Il faut préciser qu'il existait deux versions de ce journal. La première en
Belgique, en édition originale, la seconde en France, éditée sous licence par
les Editions Dargaud. Le référendum en question n'existait que pour l'édition
belge. Or, il est apparu que les aventures d'OUMPAH-PAH arrivaient seulement en
onzième position dans le choix des lecteurs belges. Autant dire en queue de
peloton. Evidemment,
l'orgueil paternel des auteurs de nos jours en a pris un violent coup. Nous
sommes alors en 1961. Le journal PILOTE, pour lequel j'ai été créé, a déjà plus
de deux années d'existence et prend beaucoup de temps à Goscinny et Uderzo qui
sont surchargés de travail.
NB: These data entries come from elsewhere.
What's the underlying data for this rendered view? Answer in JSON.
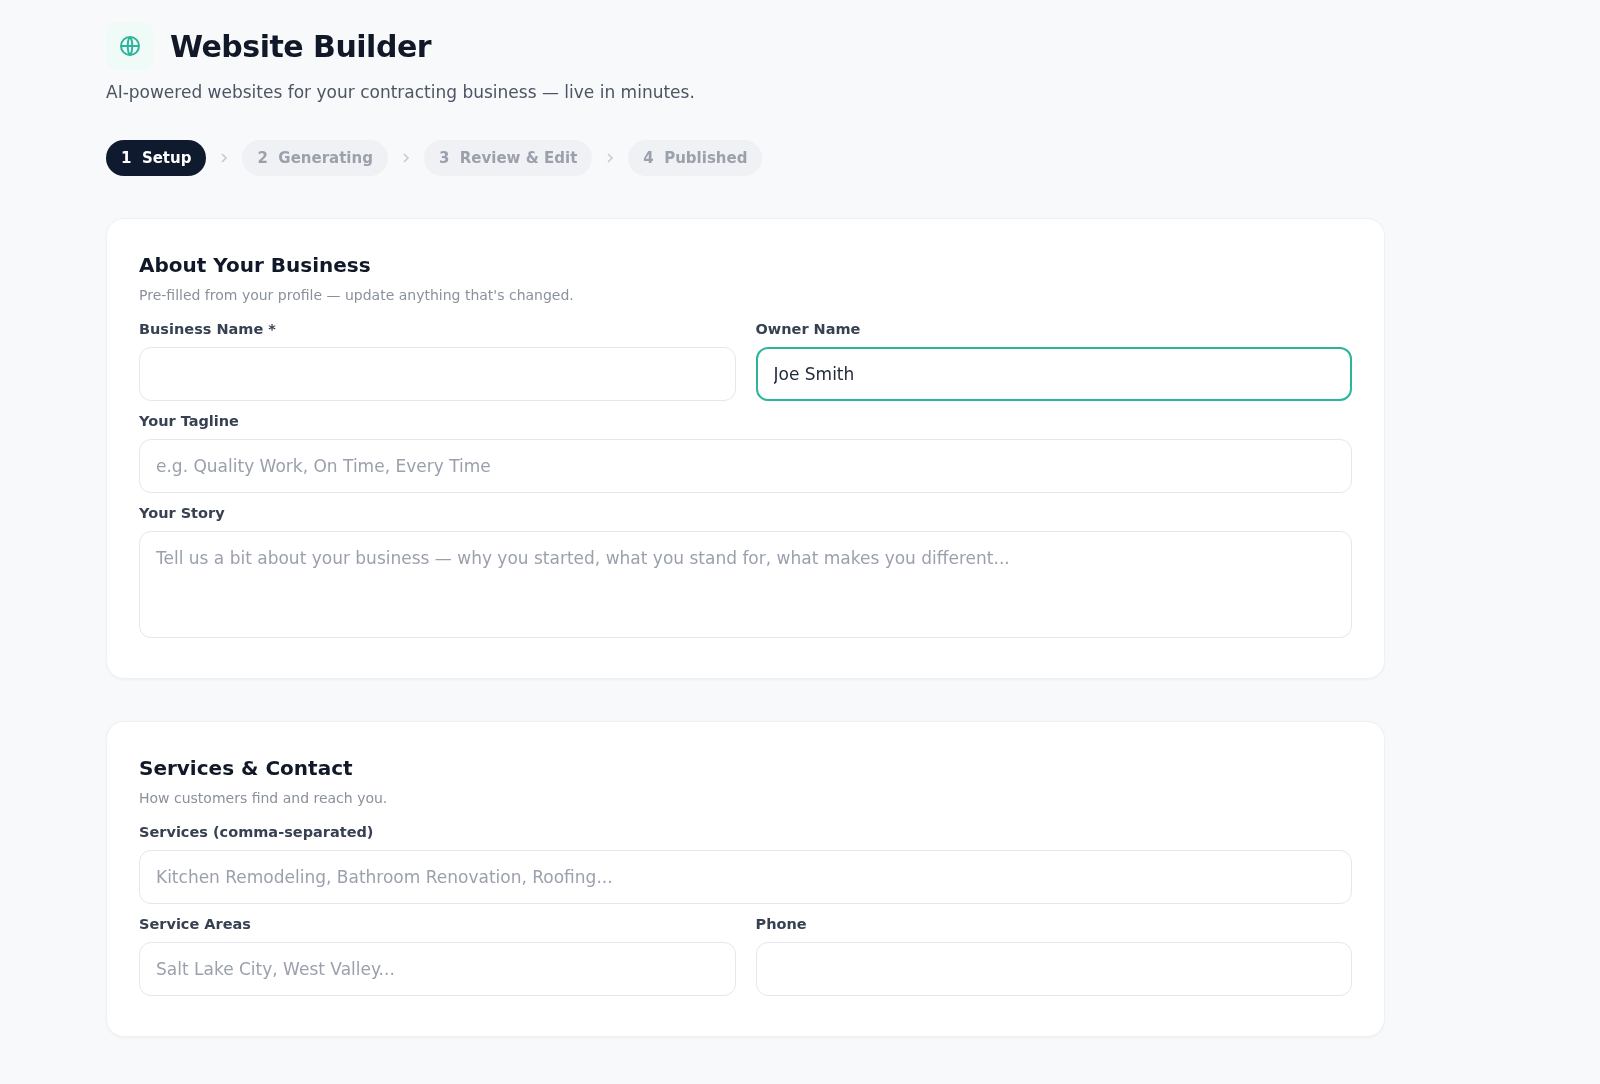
{
  "header": {
    "title": "Website Builder",
    "subtitle": "AI-powered websites for your contracting business — live in minutes."
  },
  "steps": [
    {
      "number": "1",
      "label": "Setup",
      "selected": true
    },
    {
      "number": "2",
      "label": "Generating",
      "selected": false
    },
    {
      "number": "3",
      "label": "Review & Edit",
      "selected": false
    },
    {
      "number": "4",
      "label": "Published",
      "selected": false
    }
  ],
  "sections": [
    {
      "title": "About Your Business",
      "description": "Pre-filled from your profile — update anything that's changed.",
      "rows": [
        [
          {
            "label": "Business Name *",
            "kind": "input",
            "focused": false
          },
          {
            "label": "Owner Name",
            "kind": "input",
            "value": "Joe Smith",
            "focused": true
          }
        ],
        [
          {
            "label": "Your Tagline",
            "kind": "input",
            "placeholder": "e.g. Quality Work, On Time, Every Time",
            "focused": false
          }
        ],
        [
          {
            "label": "Your Story",
            "kind": "textarea",
            "placeholder": "Tell us a bit about your business — why you started, what you stand for, what makes you different...",
            "focused": false
          }
        ]
      ]
    },
    {
      "title": "Services & Contact",
      "description": "How customers find and reach you.",
      "rows": [
        [
          {
            "label": "Services (comma-separated)",
            "kind": "input",
            "placeholder": "Kitchen Remodeling, Bathroom Renovation, Roofing...",
            "focused": false
          }
        ],
        [
          {
            "label": "Service Areas",
            "kind": "input",
            "placeholder": "Salt Lake City, West Valley...",
            "focused": false
          },
          {
            "label": "Phone",
            "kind": "input",
            "focused": false
          }
        ]
      ]
    }
  ]
}
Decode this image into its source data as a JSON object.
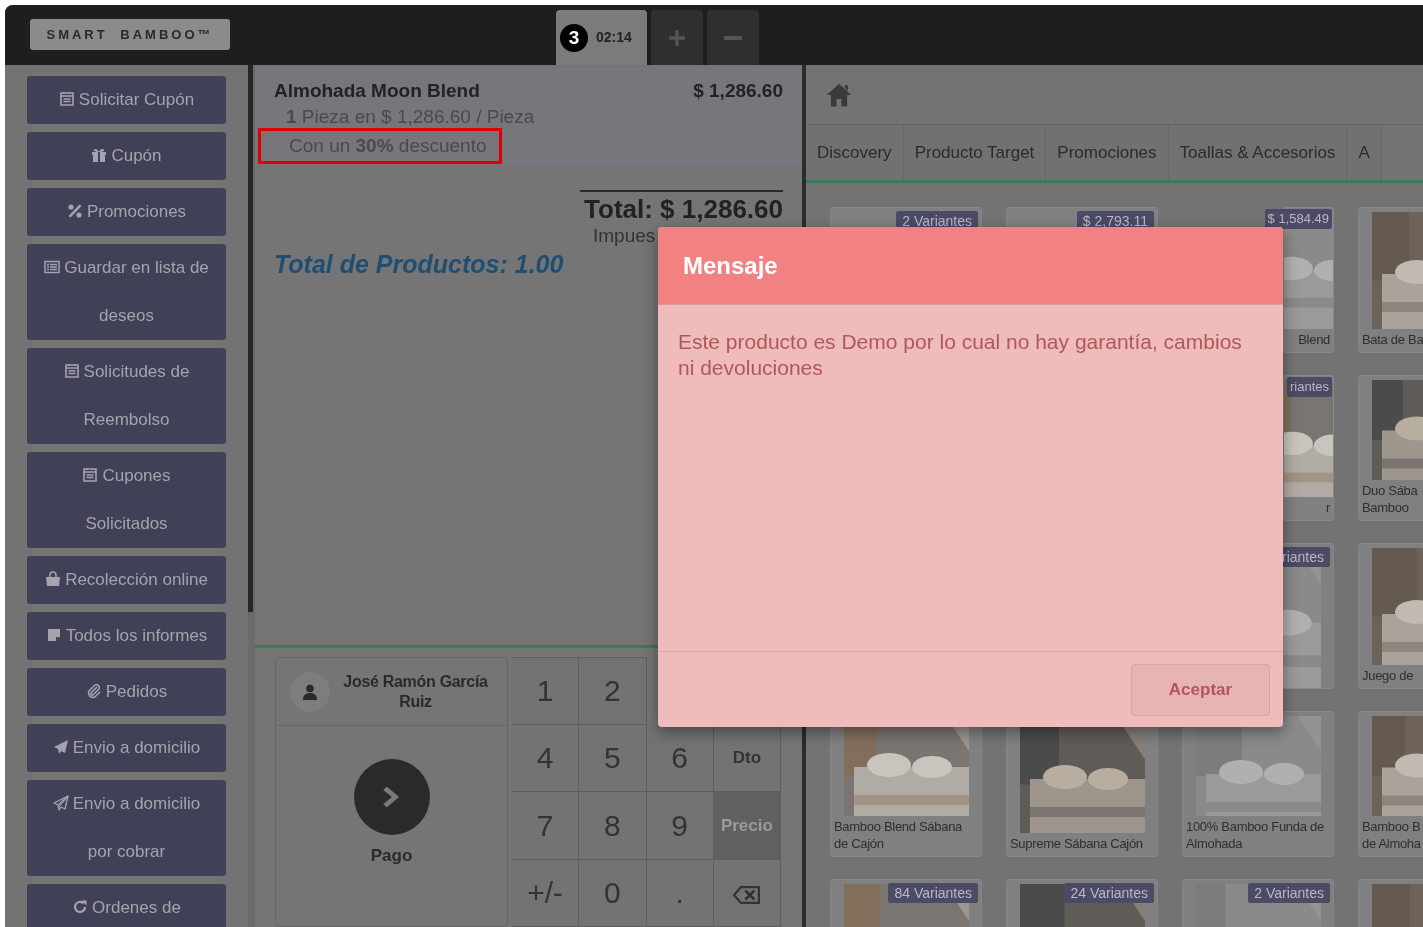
{
  "logo": {
    "text": "SMART BAMBOO™"
  },
  "orders": [
    {
      "number": "3",
      "time": "02:14",
      "selected": true
    }
  ],
  "sidebar": {
    "items": [
      {
        "label": "Solicitar Cupón"
      },
      {
        "label": "Cupón"
      },
      {
        "label": "Promociones"
      },
      {
        "label": "Guardar en lista de\ndeseos"
      },
      {
        "label": "Solicitudes de\nReembolso"
      },
      {
        "label": "Cupones\nSolicitados"
      },
      {
        "label": "Recolección online"
      },
      {
        "label": "Todos los informes"
      },
      {
        "label": "Pedidos"
      },
      {
        "label": "Envio a domicilio"
      },
      {
        "label": "Envio a domicilio\npor cobrar"
      },
      {
        "label": "Ordenes de"
      }
    ]
  },
  "order": {
    "lines": [
      {
        "name": "Almohada Moon Blend",
        "price": "$ 1,286.60",
        "detail": "**1** Pieza en $ 1,286.60 / Pieza",
        "discount": "Con un **30%** descuento",
        "highlighted": true
      }
    ],
    "total": "Total: $ 1,286.60",
    "tax": "Impues",
    "product_count": "Total de Productos: 1.00"
  },
  "customer": {
    "name": "José Ramón García Ruiz"
  },
  "payment": {
    "label": "Pago"
  },
  "keypad": {
    "rows": [
      [
        {
          "kind": "text",
          "label": "1",
          "selected": false
        },
        {
          "kind": "text",
          "label": "2",
          "selected": false
        }
      ],
      [
        {
          "kind": "text",
          "label": "4",
          "selected": false
        },
        {
          "kind": "text",
          "label": "5",
          "selected": false
        },
        {
          "kind": "text",
          "label": "6",
          "selected": false
        },
        {
          "kind": "word",
          "label": "Dto",
          "selected": false
        }
      ],
      [
        {
          "kind": "text",
          "label": "7",
          "selected": false
        },
        {
          "kind": "text",
          "label": "8",
          "selected": false
        },
        {
          "kind": "text",
          "label": "9",
          "selected": false
        },
        {
          "kind": "word",
          "label": "Precio",
          "selected": true
        }
      ],
      [
        {
          "kind": "text",
          "label": "+/-",
          "selected": false
        },
        {
          "kind": "text",
          "label": "0",
          "selected": false
        },
        {
          "kind": "text",
          "label": ".",
          "selected": false
        },
        {
          "kind": "backspace",
          "selected": false
        }
      ]
    ]
  },
  "categories": [
    {
      "label": "Discovery",
      "selected": false
    },
    {
      "label": "Producto Target",
      "selected": false
    },
    {
      "label": "Promociones",
      "selected": false
    },
    {
      "label": "Toallas & Accesorios",
      "selected": false
    },
    {
      "label": "A",
      "selected": false
    }
  ],
  "product_rows": [
    [
      {
        "kind": "plain",
        "badge": "2 Variantes"
      },
      {
        "kind": "plain",
        "badge": "$ 2,793.11"
      },
      {
        "kind": "picture",
        "badge": "$ 1,584.49",
        "name": "Blend",
        "covered": true
      },
      {
        "kind": "picture",
        "name": "Bata de Ba"
      }
    ],
    [
      {
        "kind": "picture",
        "badge": "riantes",
        "name": "r",
        "covered": true
      },
      {
        "kind": "picture",
        "name": "Duo Sába\nBamboo"
      }
    ],
    [
      {
        "kind": "picture",
        "badge": "riantes"
      },
      {
        "kind": "picture",
        "name": "Juego de"
      }
    ],
    [
      {
        "kind": "picture",
        "name": "Bamboo Blend Sábana\nde Cajón"
      },
      {
        "kind": "picture",
        "name": "Supreme Sábana Cajón"
      },
      {
        "kind": "picture",
        "name": "100% Bamboo Funda de\nAlmohada"
      },
      {
        "kind": "picture",
        "name": "Bamboo B\nde Almoha"
      }
    ],
    [
      {
        "kind": "picture",
        "badge": "84 Variantes"
      },
      {
        "kind": "picture",
        "badge": "24 Variantes"
      },
      {
        "kind": "picture",
        "badge": "2 Variantes"
      },
      {
        "kind": "picture"
      }
    ]
  ],
  "modal": {
    "title": "Mensaje",
    "message": "Este producto es Demo por lo cual no hay garantía, cambios ni devoluciones",
    "button": "Aceptar"
  }
}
Bien qu'ils
éprouvent toujours autant de plaisir à la conception des aventures d'OUMPAH-PAH,
ils prennent alors gravement la décision d'arrêter la série, se servant comme
prétexte de sa mauvaise position dans ce référendum, mais aussi par coquetterie,
sachant pertinemment que leurs arrières étaient assurés par leurs travaux dans
PILOTE.
Si aujourd'hui Albert Uderzo prend le risque et la résolution de rééditer ces
cinq épisodes, c'est qu'il estime, à tort ou à raison, qu'ils méritent d'être
connus par une nouvelle génération de lecteurs et revus par ceux qui ont
toujours dit leur regret de voir disparaître
cette série.
Je souhaite bon vent à mes frères de papier et tout d'abord à OUMPAH-PAH le
Peau-Rouge et son ami de grande noblesse HUBERT DE LA PATE FEUILLETEE, à
GROS-BISON le chef de la tribu des SHAVASHAVAS, à Y-PLEUT le sorcier, à N'A-QU'UNE-DENT-MAIS-ELLE-EST-TOMBÉE-ALORS-MAINTENANT-N'EN-A-PLUS,
à la tribu des PIEDS-PLATS, ennemis héréditaires des SHAVASHAVAS et au
personnage qui possède le nom le plus long de toute l'histoire de la bande
dessinée. Je veux parler de Frantz KTAZENBLUMMERSWISHUNDWAGENPLAFTEMBOMM (ouf!).